Although these two concepts are, almost always, the most relevant to high-performance systems, they are not the only ones, and, in some instances, they may have less importance than other variables. Let's look at the following example:

This is a typical logging case used in many applications where you have an object used to asynchronously post a message to the application log. As it is asynchronous, the expected behavior is that this processing does not influence the application's performance. However, looking at the log process, we have different variables to analyze, such as the capacity of ingesting data by this log and the size of this queue. Suppose I have an ingestion capacity incompatible with the data flow generated by the business objects. In that case, this can cause performance problems in the log aggregator or even the loss of information due to the expiration of the lifetime in which the message can be in the queue. Therefore, we must analyze the performance issue, always observing the characteristics of the technologies we will use to achieve the desired robustness.

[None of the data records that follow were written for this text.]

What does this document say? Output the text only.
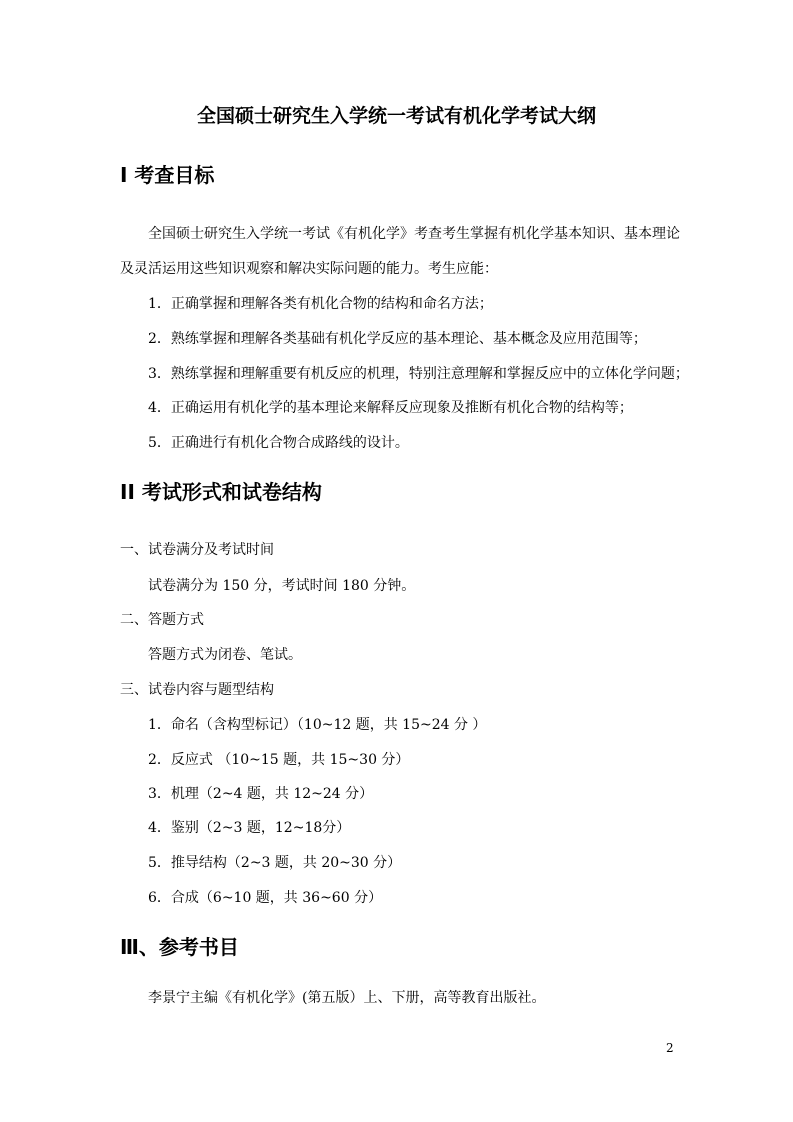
全国硕士研究生入学统一考试有机化学考试大纲
I 考查目标
全国硕士研究生入学统一考试《有机化学》考查考生掌握有机化学基本知识、基本理论
及灵活运用这些知识观察和解决实际问题的能力。考生应能：
1．正确掌握和理解各类有机化合物的结构和命名方法；
2．熟练掌握和理解各类基础有机化学反应的基本理论、基本概念及应用范围等；
3．熟练掌握和理解重要有机反应的机理，特别注意理解和掌握反应中的立体化学问题；
4．正确运用有机化学的基本理论来解释反应现象及推断有机化合物的结构等；
5．正确进行有机化合物合成路线的设计。
II 考试形式和试卷结构
一、试卷满分及考试时间
试卷满分为 150 分，考试时间 180 分钟。
二、答题方式
答题方式为闭卷、笔试。
三、试卷内容与题型结构
1．命名（含构型标记）（10~12 题，共 15~24 分 ）
2．反应式 （10~15 题，共 15~30 分）
3．机理（2~4 题，共 12~24 分）
4．鉴别（2~3 题，12~18分）
5．推导结构（2~3 题，共 20~30 分）
6．合成（6~10 题，共 36~60 分）
Ⅲ、参考书目
李景宁主编《有机化学》(第五版）上、下册，高等教育出版社。
2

How can we detect a performance problem?

Generally, every performance problem is the result of some queueing somewhere in the application architecture, which can occur on the network, in the database input and output, and in the operating system, among other places. And such queueing is motivated by inefficient or slow processing, serialized access to resources, or limited resource capacity.

The best analogy to a performance problem is a traffic jam, where thousands of vehicles pile up on a road that does not have the necessary throughput.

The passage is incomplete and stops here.